Today is the National Day to Prevent Teen Pregnancy, as
perfect a time as ever to call on leaders in education, health, and politics to
stand up and affirm that effective and comprehensive reproductive health
services and education are integral to the healthy development of our youth.
Communities that have channels to address their fears, needs, and desires about
the most personal aspects of the youth among them must have leaders who help
start this conversation and assist with finding solutions to those concerns in
meaningful and sustainable ways.

In Colorado, inroads have been made for supporting the
reproductive health of our young people.

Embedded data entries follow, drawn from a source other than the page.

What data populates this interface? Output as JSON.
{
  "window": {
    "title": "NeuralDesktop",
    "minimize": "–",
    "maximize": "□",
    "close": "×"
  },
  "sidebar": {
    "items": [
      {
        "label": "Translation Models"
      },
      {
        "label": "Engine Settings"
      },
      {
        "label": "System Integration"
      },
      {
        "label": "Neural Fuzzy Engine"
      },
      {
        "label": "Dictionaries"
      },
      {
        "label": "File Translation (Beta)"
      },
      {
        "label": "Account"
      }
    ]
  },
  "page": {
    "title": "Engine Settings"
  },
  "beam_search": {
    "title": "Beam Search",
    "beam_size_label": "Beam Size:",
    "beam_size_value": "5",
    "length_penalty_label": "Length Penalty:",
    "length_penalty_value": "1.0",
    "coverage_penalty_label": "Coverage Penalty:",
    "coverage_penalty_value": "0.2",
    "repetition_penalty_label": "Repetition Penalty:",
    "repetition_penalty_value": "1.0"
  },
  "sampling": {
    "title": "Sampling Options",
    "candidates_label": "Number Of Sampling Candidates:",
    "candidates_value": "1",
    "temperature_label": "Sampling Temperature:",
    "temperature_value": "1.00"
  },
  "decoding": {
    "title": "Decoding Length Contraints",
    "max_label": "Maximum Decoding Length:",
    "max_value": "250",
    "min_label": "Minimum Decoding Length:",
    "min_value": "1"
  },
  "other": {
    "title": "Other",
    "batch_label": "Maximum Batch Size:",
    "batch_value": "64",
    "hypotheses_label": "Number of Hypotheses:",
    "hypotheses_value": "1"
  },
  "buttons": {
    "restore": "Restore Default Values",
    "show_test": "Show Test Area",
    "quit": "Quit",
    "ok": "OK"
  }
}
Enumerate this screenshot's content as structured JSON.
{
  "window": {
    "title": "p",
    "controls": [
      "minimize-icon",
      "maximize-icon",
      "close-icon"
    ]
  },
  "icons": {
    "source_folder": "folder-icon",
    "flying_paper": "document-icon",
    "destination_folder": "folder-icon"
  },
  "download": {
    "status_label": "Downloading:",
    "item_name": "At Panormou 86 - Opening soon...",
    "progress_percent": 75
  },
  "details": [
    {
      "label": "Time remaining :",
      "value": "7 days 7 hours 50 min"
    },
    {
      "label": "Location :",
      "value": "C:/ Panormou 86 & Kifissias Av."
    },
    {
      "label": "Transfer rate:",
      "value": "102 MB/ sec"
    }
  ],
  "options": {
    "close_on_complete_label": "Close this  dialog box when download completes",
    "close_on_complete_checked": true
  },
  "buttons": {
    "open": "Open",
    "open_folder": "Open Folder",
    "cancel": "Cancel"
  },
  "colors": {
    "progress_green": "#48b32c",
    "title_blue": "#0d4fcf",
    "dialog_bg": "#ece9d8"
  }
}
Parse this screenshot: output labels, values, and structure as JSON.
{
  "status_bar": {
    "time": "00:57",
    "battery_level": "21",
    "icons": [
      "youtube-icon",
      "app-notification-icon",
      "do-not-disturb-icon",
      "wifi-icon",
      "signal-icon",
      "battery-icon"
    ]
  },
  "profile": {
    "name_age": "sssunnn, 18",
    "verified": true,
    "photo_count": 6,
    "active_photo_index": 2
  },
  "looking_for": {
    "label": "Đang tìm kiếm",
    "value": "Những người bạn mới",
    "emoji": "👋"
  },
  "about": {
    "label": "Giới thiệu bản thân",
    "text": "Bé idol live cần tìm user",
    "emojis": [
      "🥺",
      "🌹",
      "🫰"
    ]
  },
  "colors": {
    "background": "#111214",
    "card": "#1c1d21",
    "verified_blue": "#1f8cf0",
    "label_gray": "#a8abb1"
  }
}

Advocates have safeguarded
science-based comprehensive sex education in the state’s law.  Although this law is not a mandate, it does
require that if schools provide instruction on human sexuality, the content
must be comprehensive and science-based emphasizing both "abstinence and the
potential risks and benefits of condoms and contraception."  Like many new laws, the difference between
legal doctrine and actual implementation (e.g. compliance) remain a challenge
in some communities in the state.  However, this legislation has in fact made a
difference in many school districts that want to do the right thing – not only
for the sake of the law, but for the sake of the lives of the young people who need
fact-based information critical to their health and lives.  Furthermore, these laws support what the
majority of parents support – messages and education that emphasize both
delaying sex as well as complete information to allow sexually active youth to
remain safe and healthy and to prevent unplanned pregnancy.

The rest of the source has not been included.